Well, this week didn't bring much in the way of progress and I'm feeling stuck. I've been doing a lot of thinking and simply haven't come up with any sort of direction. As much as I try to work on the little things and take one step at a time, I can't seem to find any kind of bigger picture. I no longer know what it is I want or where my passion is in life that will provide that motivation necessary for me to want to even make the smallest of changes. I know that sounds totally defeatist and irrational, but it's honest. I am not proud of having these thoughts. I realize that I should have some kind of life goals, something to look forward to, something to work toward, but right now I'm at a complete loss when it comes to identifying anything. I used to look forward to starting back to school and completing my Master's degree but now every time I think of that all I can see is more and more debt piling up and a much shorter period of time to reap any real benefit from it. I derive some pleasure in writing, such as my postings are here, but I'm sure it's become noticeable that I haven't had the resolve to keep up as often as I used to. I've tried starting a post a few times and came up empty, fearing all I had on my mind to compose was this sense of hopelessness. I feel as though writing these kinds of things simply gives the impression that I'm wallowing in my own pool of self pity, and perhaps that's the case. I can only assure that I continue to look at those positive affirmations remaining posted on my bathroom mirror, still gravitating to the one that speaks the most to me simply stating "Chill Homey!! You just have to let that shit go!!" I say that to myself countless times each day hoping that it will start to stick and begin to change my thought processes from negative to positive, but so far the words just haven't sunken in. I keep planting to seed but nothing seems to sprout and begin to grow.
I've made a meager attempt to reconnect with my own spirituality and belief system, but admittedly continue to judge myself as unworthy of God's love and only end up with a feeling of emptiness. I suppose it's difficult for people of faith to understand where I'm coming from, but I cannot seem to let go of the doctrines and precepts of many denominations that would eagerly and gladly condemn me to hell simply for being who I am. One of my very closest friends and spiritual advisers has so much frustration with my faith related struggles and confidently states that I should ignore those leaning more toward the fundamental right and not let their ongoing judgement and hatred impact my own beliefs and sense of self worth. Consciously I know she's right of course, and yet I am still unable to just discount them. There is always this quandary in the back of my mind that incessantly drones "what if they are right?" I know all the arguments and do my best to dismiss the bigotry and idiocy woven throughout their preaching, but that droning continues to sabotage any minimal progress I attempt to make.

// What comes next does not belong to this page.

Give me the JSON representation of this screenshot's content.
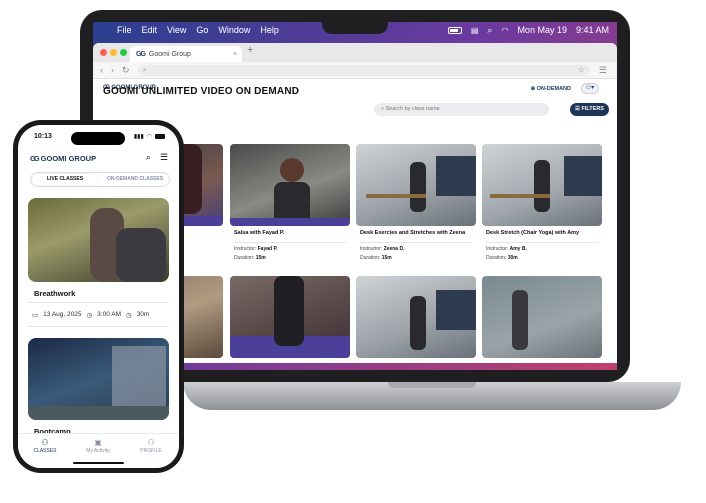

It continues to astound me at just how much damage religion can do to the soul. Every day people die in the name of religion, especially in the middle east. One only has to watch one hour of pretty much any news program to see the clear demonstration of what evils and carnage religious beliefs can cause. I have such a difficult time reconciling the myriad of belief systems and only end up not wanting to be part of any of them. Does all this mean I don't believe? Absolutely not! In fact I have very strong beliefs, but my problem is rooted in my own self loathing and feeling that the promises of God's love and salvation aren't meant for the likes of insignificant me.
So yes, I accept and embrace that I'm in full pity party mode. It's not by choice, though there are many schools of thought that suggest otherwise. Having vast and ongoing experience with clinical depression, I've come to believe that simply choosing to feel a certain way, while possible I'm sure, is much much more easily said than done. The struggle continues. Now with a new followup provider that has tweaked and added to my pharmacological regimen, I have some faint hope of improvement. The decision remains as to what might be necessary for ongoing treatment and some of those will be made in the coming week. For those interested I will keep posting regarding course and progress. My previous rant about religion not withstanding, I humbly ask for continued prayers and support, which are the only things allowing me to hold on right now. I appreciate the interest in and concern for my well being and am eternally grateful for the friends and family who continue to rally around me determined not to let me fall. I wouldn't be here today without these shining lights in an otherwise dark and dismal void. I can only promise that I will continue to fight and try my best, regardless of where it may lead or how bleak things may sometimes seem. I'd add a sumptuous piece of cake to the pity party but that would only wreak havoc on my blood sugar, not that it's all that well controlled anyway. But that's a posting for another time. For now, perhaps flipping between the Pro Bowl, The SAG Awards and Miss Universe will provide some insight and direction, if not then at least a distraction and some much needed levity!